İstanbul deprem riski, bölgesel gerilimlerin arttığı bir dönemde uluslararası medyanın gündemine yeniden taşınarak zamanlama tartışmalarını tetikledi.
BHA ajansından alınan bilgilere göre, İstanbul için uzun yıllardır uzmanlar tarafından dile getirilen büyük deprem riski, son dönemdeki askeri ve diplomatik gelişmelerin yoğunlaştığı bir süreçte küresel basında yeniden öne çıkarıldı.
Deprem tehlikesi, Marmara Denizi’ndeki olası büyük sarsıntı beklentisi bağlamında yeni bir konu olmamasına rağmen, medyadaki bu yeni yoğunluk kamuoyunda farklı yorumlara yol açtı.

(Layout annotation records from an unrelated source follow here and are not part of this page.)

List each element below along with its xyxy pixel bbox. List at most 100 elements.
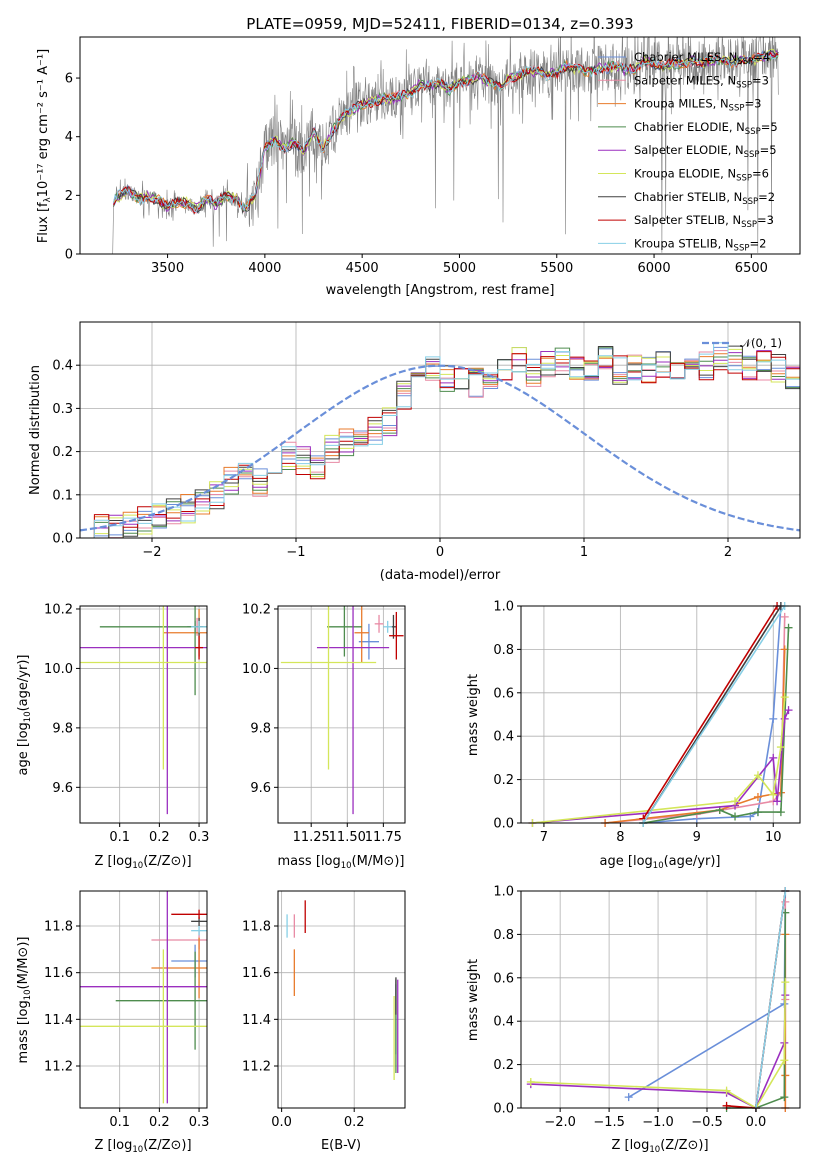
mass-z-ylabel-sub: 10: [23, 989, 33, 1000]
weight-vs-Z-ytick-label-5: 1.0: [493, 885, 514, 900]
residuals-ytick-label-0: 0.0: [52, 532, 73, 547]
age-z-xlabel-sub: 10: [132, 861, 143, 871]
weight-vs-age-marker-2-2: [753, 792, 762, 801]
age-vs-Z-ytick-label-2: 10.0: [44, 662, 73, 677]
mass-ebv-xlabel: E(B-V): [321, 1138, 361, 1153]
weight-vs-Z-series-8: [755, 890, 787, 1109]
weight-vs-Z-ytick-label-0: 0.0: [493, 1102, 514, 1117]
mass-vs-Z-xtick-label-0: 0.1: [109, 1115, 130, 1130]
legend-label-tail-6: =2: [758, 190, 775, 204]
mass-vs-Z-xtick-label-2: 0.3: [189, 1115, 210, 1130]
weight-vs-Z-marker-0-0: [624, 1093, 633, 1102]
residual-histogram-8: [80, 342, 800, 538]
weight-vs-Z-xtick-label-3: −0.5: [691, 1115, 723, 1130]
legend-label-text-8: Kroupa STELIB, N: [634, 236, 734, 250]
weight-vs-Z-frame: [520, 890, 801, 1109]
legend-label-tail-0: =4: [753, 50, 770, 64]
weight-vs-Z-marker-2-1: [781, 1071, 790, 1080]
spectrum-ylabel: Flux [fλ10⁻¹⁷ erg cm⁻² s⁻¹ A⁻¹]: [36, 49, 53, 243]
weight-vs-Z-xtick-label-1: −1.5: [593, 1115, 625, 1130]
age-z-ylabel-main: age [log: [16, 722, 31, 775]
weight-vs-Z-marker-5-3: [780, 1056, 789, 1065]
weight-vs-Z-xtick-label-0: −2.0: [544, 1115, 576, 1130]
spectrum-ylabel-rest: 10⁻¹⁷ erg cm⁻² s⁻¹ A⁻¹]: [36, 49, 51, 198]
legend-label-sub-2: SSP: [729, 104, 745, 114]
spectrum-xtick-label-3: 5000: [443, 261, 476, 276]
age-vs-Z-xtick-label-1: 0.2: [149, 830, 170, 845]
weight-age-xlabel-main: age [log: [600, 854, 653, 869]
weight-age-xlabel-sub: 10: [653, 861, 664, 871]
mass-z-ylabel-rest: (M/M⊙)]: [16, 937, 31, 990]
weight-z-ylabel: mass weight: [466, 959, 481, 1041]
legend-label-text-6: Chabrier STELIB, N: [634, 190, 742, 204]
weight-vs-age-ytick-label-4: 0.8: [493, 643, 514, 658]
residual-histogram-3: [80, 347, 800, 538]
residual-histogram-2: [80, 353, 800, 538]
age-z-xlabel: Z [log10(Z/Z⊙)]: [94, 854, 191, 871]
weight-vs-age-marker-5-5: [780, 693, 789, 702]
residuals-xlabel: (data-model)/error: [380, 568, 501, 583]
mass-vs-Z-frame: [79, 890, 208, 1109]
age-vs-mass-ytick-label-1: 9.8: [250, 721, 271, 736]
weight-vs-age-series-4: [532, 709, 790, 824]
legend-label-text-3: Chabrier ELODIE, N: [634, 120, 745, 134]
weight-vs-Z-ytick-label-2: 0.4: [493, 1015, 514, 1030]
mass-z-xlabel-sub: 10: [132, 1145, 143, 1155]
weight-vs-age-xtick-label-3: 10: [765, 830, 782, 845]
spectrum-xtick-label-5: 6000: [638, 261, 671, 276]
mass-z-ylabel-main: mass [log: [16, 1000, 31, 1063]
weight-vs-age-marker-5-1: [731, 797, 740, 806]
legend-label-1: Salpeter MILES, NSSP=3: [634, 73, 769, 90]
residuals-xtick-label-2: 0: [436, 545, 444, 560]
mass-vs-Z-ytick-label-1: 11.4: [44, 1013, 73, 1028]
mass-vs-ebv-xtick-label-1: 0.2: [344, 1115, 365, 1130]
weight-age-xlabel-rest: (age/yr)]: [664, 854, 721, 869]
legend-label-tail-2: =3: [744, 97, 761, 111]
weight-vs-Z-ytick-label-4: 0.8: [493, 928, 514, 943]
legend-label-2: Kroupa MILES, NSSP=3: [634, 97, 761, 114]
age-z-ylabel-rest: (age/yr)]: [16, 655, 31, 712]
weight-vs-age-marker-1-4: [780, 612, 789, 621]
mass-vs-Z-ytick-label-2: 11.6: [44, 966, 73, 981]
weight-vs-age-ytick-label-2: 0.4: [493, 730, 514, 745]
legend-label-tail-1: =3: [752, 73, 769, 87]
legend-label-tail-3: =5: [761, 120, 778, 134]
legend-label-sub-1: SSP: [736, 80, 752, 90]
age-vs-Z-ytick-label-3: 10.2: [44, 602, 73, 617]
mass-z-xlabel-main: Z [log: [94, 1138, 132, 1153]
model-spectrum-line-8: [113, 53, 779, 213]
age-vs-mass-ytick-label-2: 10.0: [242, 662, 271, 677]
weight-vs-age-ytick-label-0: 0.0: [493, 817, 514, 832]
legend-label-tail-8: =2: [749, 236, 766, 250]
weight-vs-age-marker-4-4: [780, 714, 789, 723]
age-vs-mass-ytick-label-0: 9.6: [250, 781, 271, 796]
weight-vs-age-series-3: [643, 627, 790, 824]
weight-vs-Z-marker-1-2: [781, 897, 790, 906]
weight-vs-age-frame: [520, 605, 801, 824]
weight-vs-age-xtick-label-0: 7: [540, 830, 548, 845]
weight-vs-age-series-8: [642, 605, 786, 824]
spectrum-ytick-label-3: 6: [65, 72, 73, 87]
spectrum-ytick-label-2: 4: [65, 130, 73, 145]
normal-legend-label: 𝒩(0, 1): [740, 336, 782, 350]
weight-z-xlabel-sub: 10: [649, 1145, 660, 1155]
mass-vs-ebv-ytick-label-1: 11.4: [242, 1013, 271, 1028]
legend-label-4: Salpeter ELODIE, NSSP=5: [634, 143, 777, 160]
mass-z-xlabel: Z [log10(Z/Z⊙)]: [94, 1138, 191, 1155]
weight-vs-Z-marker-5-0: [526, 1077, 535, 1086]
weight-vs-age-marker-5-3: [769, 790, 778, 799]
weight-age-xlabel: age [log10(age/yr)]: [600, 854, 721, 871]
spectrum-title: PLATE=0959, MJD=52411, FIBERID=0134, z=0…: [246, 15, 633, 33]
weight-vs-age-marker-0-4: [769, 714, 778, 723]
model-spectrum-line-7: [113, 51, 779, 215]
age-vs-z-panel: 0.1 0.2 0.39.69.810.010.2 Z [log10(Z/Z⊙)] …: [16, 602, 209, 871]
age-vs-mass-xtick-label-0: 11.25: [293, 830, 330, 845]
residuals-ylabel: Normed distribution: [28, 365, 43, 495]
residuals-xtick-label-0: −2: [142, 545, 161, 560]
age-z-xlabel-rest: (Z/Z⊙)]: [143, 854, 191, 869]
mass-vs-Z-ytick-label-0: 11.2: [44, 1060, 73, 1075]
legend-label-sub-0: SSP: [737, 57, 753, 67]
age-mass-xlabel-rest: (M/M⊙)]: [352, 854, 405, 869]
residuals-xtick-label-4: 2: [724, 545, 732, 560]
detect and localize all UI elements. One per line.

Uzman değerlendirmelerine göre, bazı çevreler bu gelişmenin zamanlamasının dikkat çekici olduğunu belirtirken, sosyal medyada deprem haberlerinin toplumsal psikoloji üzerindeki potansiyel etkisi sorgulanmaya başlandı.
Bu tartışmalar esnasında, bilimsel bir dayanağı olmayan “yapay deprem” iddiaları da yorumlar arasında yer buldu.
İddialara göre bazı yorumcular, operasyon ihtimallerinin olduğu bir dönemde İstanbul’daki deprem riskinin uluslararası kamuoyuna hatırlatılmasının tesadüf olmayabileceği görüşünü dile getirdi.
Ancak uzmanlar, bu tür spekülatif yorumlara temkinli yaklaşılması gerektiğini ifade etti. Bölgesel gerilimler ve eş zamanlı artan deprem manşetleri zamanlama spekülasyonlarını güçlendirirken, deprem gerçeğinin politik gelişmelerden bağımsız olarak bilimsel çerçevede ele alınması gerektiği vurgulandı.